SULLOM Voe Terminal operator BP has announced plans to sell part of its stake in the terminal to EnQuest – with the deal also containing a clause likely to result in the UK-based oil and gas firm take on BP’s full stake.
Following a tumble in the global oil price, last year BP scrapped its plans to build a £500 million new gas sweetening plant at the terminal.
Now it has announced it plans to sell a quarter of its 12 per cent stake in the terminal in a £68 million deal – along with a quarter of its share in the Magnus field. The agreement is expected to result in EnQuest purchasing the remainder of BP’s stakes in Sullom Voe and the Magnus field for £240 million.
The agreement also encompasses a quarter of BP’s interests in a number of associated pipelines – with the option of the remainder of its interests.
EnQuest is financing the deal from its future share of assets, so the agreement does not include any upfront payment to BP.
EnQuest chief executive Amjad Bseisu told Reuters that the move was “part and parcel of us taking maturing assets” in a strategy aimed at breathing new life into old North Sea oil fields.
Its aim is to reduce the terminal’s £150 million a year costs so it can run for longer, and it intends to retain all 340 BP staff working at the terminal and on the Magnus field.
Around two-thirds of those staff are employed at the terminal, and they are expected to transferr over to EnQuest under TUPE (Transfer of Undertakings [Protection of Employment]) regulations.
BP group chief executive Bob Dudley said: “EnQuest’s experience of investing in and extending the life of mature assets in the North Sea make them a natural operator of Magnus and Sullom Voe in this later phase of their life.
“We believe this will enable them to prolong the life of the assets, benefiting the region and creating additional value for both EnQuest and BP shareholders.”
BP North Sea regional president Mark Thomas said: “Sullom Voe and Magnus have been great businesses for BP, but to maximise the economic life of these important assets, we believe this deal will offer them a better long-term future.”
Oil production from the BP-operater Clair field will continue to be exported through the terminal, and the new Clair Ridge development will also export to the terminal when it comes on-stream.
Gas produced from the Foinaven and Clair fields will also continue to be processed at Sullom Voe, as will gas from the redeveloped Schiehallion and Loyal fields when they return to production in the coming months.
BP said it would begin consultation with staff and, subject to regulatory and other third party approvals, aims to complete the sale and transfer of the terminal operation during 2017.
Shetland MSP Tavish Scott responded to Tuesday morning’s announcement: “These are significant changes for who owns what around Shetland. I will be speaking to BP today and want to understand their long term plans.
“Oil and gas has been and will continue to be a very significant industry for Shetland.”
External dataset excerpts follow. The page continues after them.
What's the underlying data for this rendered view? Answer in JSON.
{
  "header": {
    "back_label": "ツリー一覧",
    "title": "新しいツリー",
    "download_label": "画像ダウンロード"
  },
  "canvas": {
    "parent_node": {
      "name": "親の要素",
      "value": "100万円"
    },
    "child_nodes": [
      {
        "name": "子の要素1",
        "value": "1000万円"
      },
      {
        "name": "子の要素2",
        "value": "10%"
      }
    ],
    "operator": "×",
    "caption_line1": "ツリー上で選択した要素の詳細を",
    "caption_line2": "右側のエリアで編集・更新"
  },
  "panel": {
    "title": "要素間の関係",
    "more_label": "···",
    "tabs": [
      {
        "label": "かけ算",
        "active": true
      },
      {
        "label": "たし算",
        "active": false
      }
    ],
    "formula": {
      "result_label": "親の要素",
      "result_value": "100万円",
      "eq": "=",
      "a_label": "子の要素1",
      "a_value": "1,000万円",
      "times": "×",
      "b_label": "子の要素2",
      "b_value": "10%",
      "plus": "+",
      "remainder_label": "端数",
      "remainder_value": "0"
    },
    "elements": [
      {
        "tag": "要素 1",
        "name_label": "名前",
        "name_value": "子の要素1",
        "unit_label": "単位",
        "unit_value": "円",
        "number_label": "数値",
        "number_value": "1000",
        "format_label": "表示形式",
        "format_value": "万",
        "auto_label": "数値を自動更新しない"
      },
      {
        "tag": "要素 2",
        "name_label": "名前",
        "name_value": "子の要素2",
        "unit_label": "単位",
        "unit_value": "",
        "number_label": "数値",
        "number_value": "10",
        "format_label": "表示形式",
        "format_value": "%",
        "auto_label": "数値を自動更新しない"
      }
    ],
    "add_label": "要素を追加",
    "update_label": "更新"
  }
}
Unite regional officer John Boland said the trade union would do what it could to ensure the rights of its staff – approximately 240 at the terminal and around 100 at Magnus and its associated infrastructure – were safeguarded.
“Many people will look on this news as the end of an era, given BP’s long association with the Sullom Voe Terminal and the Magnus field,” he said. “It was discovered by BP way back in 1974 when the company was still owned by the public.
“BP has said it will now start consultations and Unite is pledged to making sure the rights of our members are protected in any transfer. We are clear – there should be no change to the terms and conditions of any worker moving over to employment by EnQuest.
“When transfers like th is happen, there is often a concern about potential job losses. We strongly hope that is not the case here, and we will be talking with BP and EnQuest to get a clear idea of their plans for the future so our members are fully informed.”